Hello Friends!
I have a simple VXLAN EVPN environment with 5672(Leafs) and 7706(BorderSpines).
All Leafs paired in VPC pairs.
All vlans exist on all VPC pairs and same Anycast GW with the same Anycast MAC address configured on them.
So, there is nothing special :).
Recently I noticed that huge amount of problem with host reachability exist in my environment.
Hosts partially lost connectivity (from some places of our network it`s reachable and from another it`s not)
Also I saw that iBGP table version count tremendously big (from my environment size perspective)
After some investigations, I understood that problem arise only on "orphan-connected" hosts.(Yes, orphan hosts isn`t good idea, but unfortunately now we have to maintain this type of connections in our environment)
ARP entries of this orphan hosts are continuously flapping (on Leafs from VPC pair where hosts connected to), entries lives no longer than 1-3 seconds.
MAC table is stable on both VPC members at this moment, all entries pointed to right interfaces.
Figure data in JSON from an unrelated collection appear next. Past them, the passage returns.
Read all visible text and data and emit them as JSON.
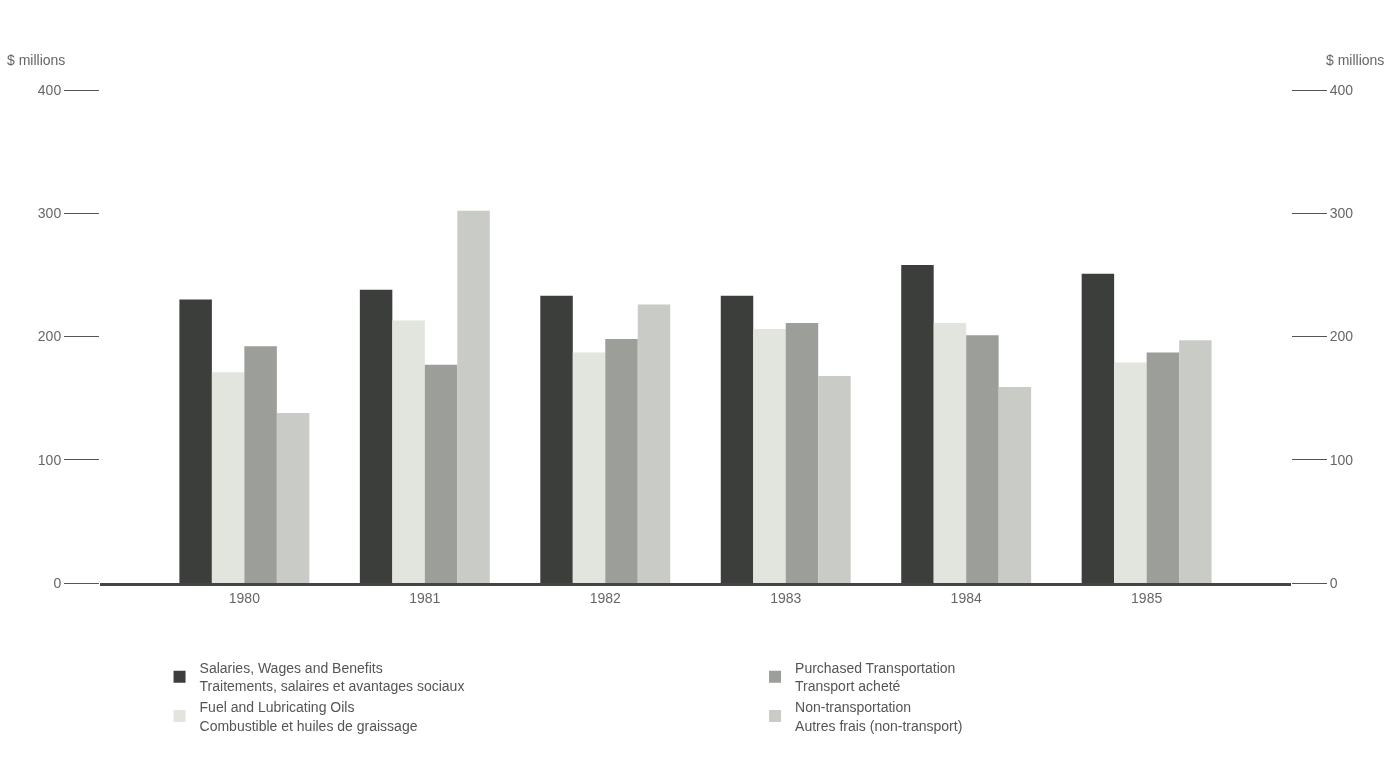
{
  "chart_data": {
    "type": "bar",
    "ylabel": "$ millions",
    "y2label": "$ millions",
    "categories": [
      "1980",
      "1981",
      "1982",
      "1983",
      "1984",
      "1985"
    ],
    "series": [
      {
        "name": "Salaries, Wages and Benefits\nTraitements, salaires et avantages sociaux",
        "color": "#3b3e3b",
        "values": [
          230,
          238,
          233,
          233,
          258,
          251
        ]
      },
      {
        "name": "Fuel and Lubricating Oils\nCombustible et huiles de graissage",
        "color": "#e2e4de",
        "values": [
          171,
          213,
          187,
          206,
          211,
          179
        ]
      },
      {
        "name": "Purchased Transportation\nTransport acheté",
        "color": "#9b9e99",
        "values": [
          192,
          177,
          198,
          211,
          201,
          187
        ]
      },
      {
        "name": "Non-transportation\nAutres frais (non-transport)",
        "color": "#c9ccc6",
        "values": [
          138,
          302,
          226,
          168,
          159,
          197
        ]
      }
    ],
    "ylim": [
      0,
      400
    ],
    "yticks": [
      0,
      100,
      200,
      300,
      400
    ],
    "y2lim": [
      0,
      400
    ],
    "y2ticks": [
      0,
      100,
      200,
      300,
      400
    ],
    "legend": "bottom"
  }
}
It cause iBGP updates continuously flapping (Leafs doing withdrawal\advertising EVPN routes according arp table flapping) and increase iBGP table version count to the moon :)
So, the issue flow in the BAD case (from my perspective):
- Orphan-host connected to VPC Peer A
- Peer A complete MAC entry and ARP entry, but for some reason not synchronize ARP entry with Peer B(or partially synchronized)
- When packet to host landing to Peer B it has no complete ARP entry and trying to resolve it by sending ARP request via peer-link
- Request goes to the Peer A and reaches destination host which generate ARP reply
- This ARP reply refreshing ARP entry on Peer A(and absorbing here cause Anycast GW) but for some reason Peer A and Peer B still don`t synchronize ARP entry via CFSoE
- Every subsequent packet that landing to Peer B will reproduce this circle problem and calling ARP flapping
It`s interesting behavior, more likely a bug. This behavior independent of connection type(directly-connected or fex-connected)
Maybe this post will help for someone who faced with similar problem.